The United Nations plans to vaccinate about 2.9 million children in Malawi against polio after the southern African country declared an outbreak of the disease last month.
UNICEF country head for Malawi, Rudolf Schwenk said the UN agency would procure and distribute 6.9 million polio vaccine doses for approximately 2.9 million children under the age of five in Malawi.
“The resurgence of the wild poliovirus in Malawi, decades after it was last detected is cause for serious concern. Vaccination is the only way to protect the children of Malawi from this crippling disease which is highly infectious,” Schwenk said in a statement on Thursday.
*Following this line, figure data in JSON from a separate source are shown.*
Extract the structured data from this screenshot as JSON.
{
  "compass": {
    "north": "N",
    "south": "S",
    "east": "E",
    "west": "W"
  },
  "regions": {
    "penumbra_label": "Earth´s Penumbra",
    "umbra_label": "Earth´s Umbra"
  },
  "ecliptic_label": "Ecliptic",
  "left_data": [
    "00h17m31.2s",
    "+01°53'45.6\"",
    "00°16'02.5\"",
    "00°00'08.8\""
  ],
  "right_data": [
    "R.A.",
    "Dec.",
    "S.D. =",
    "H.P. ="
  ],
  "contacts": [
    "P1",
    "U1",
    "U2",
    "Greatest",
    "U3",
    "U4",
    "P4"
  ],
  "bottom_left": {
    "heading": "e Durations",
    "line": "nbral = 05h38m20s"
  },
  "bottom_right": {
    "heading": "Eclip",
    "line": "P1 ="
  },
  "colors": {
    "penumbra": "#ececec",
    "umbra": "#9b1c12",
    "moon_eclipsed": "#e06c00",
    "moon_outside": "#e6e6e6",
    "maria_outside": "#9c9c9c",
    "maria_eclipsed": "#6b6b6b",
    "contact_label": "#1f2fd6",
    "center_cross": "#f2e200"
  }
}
The planned mass vaccination exercise is in response to a polio outbreak as announced by Malawi’s Ministry of Health on 17 February after tests showed that the strain was linked to one circulating in Pakistan, where polio is still endemic.
The first vaccine shipment is expected to arrive in the country ahead of the first immunisation campaign which is scheduled to begin in the coming weeks.
It takes multiple doses of the polio vaccine to achieve full immunisation against polio, with the targeted children expected to receive four rounds of the vaccine, regardless of prior vaccination status.
Health authorities have activated surveillance measures in Malawi and neighbouring countries to detect any other potential cases of the disease that affects the nervous system and usually causes total paralysis.
As an epidemic-prone, highly contagious disease, polio can spread easily through the movement of people from endemic to polio-free areas.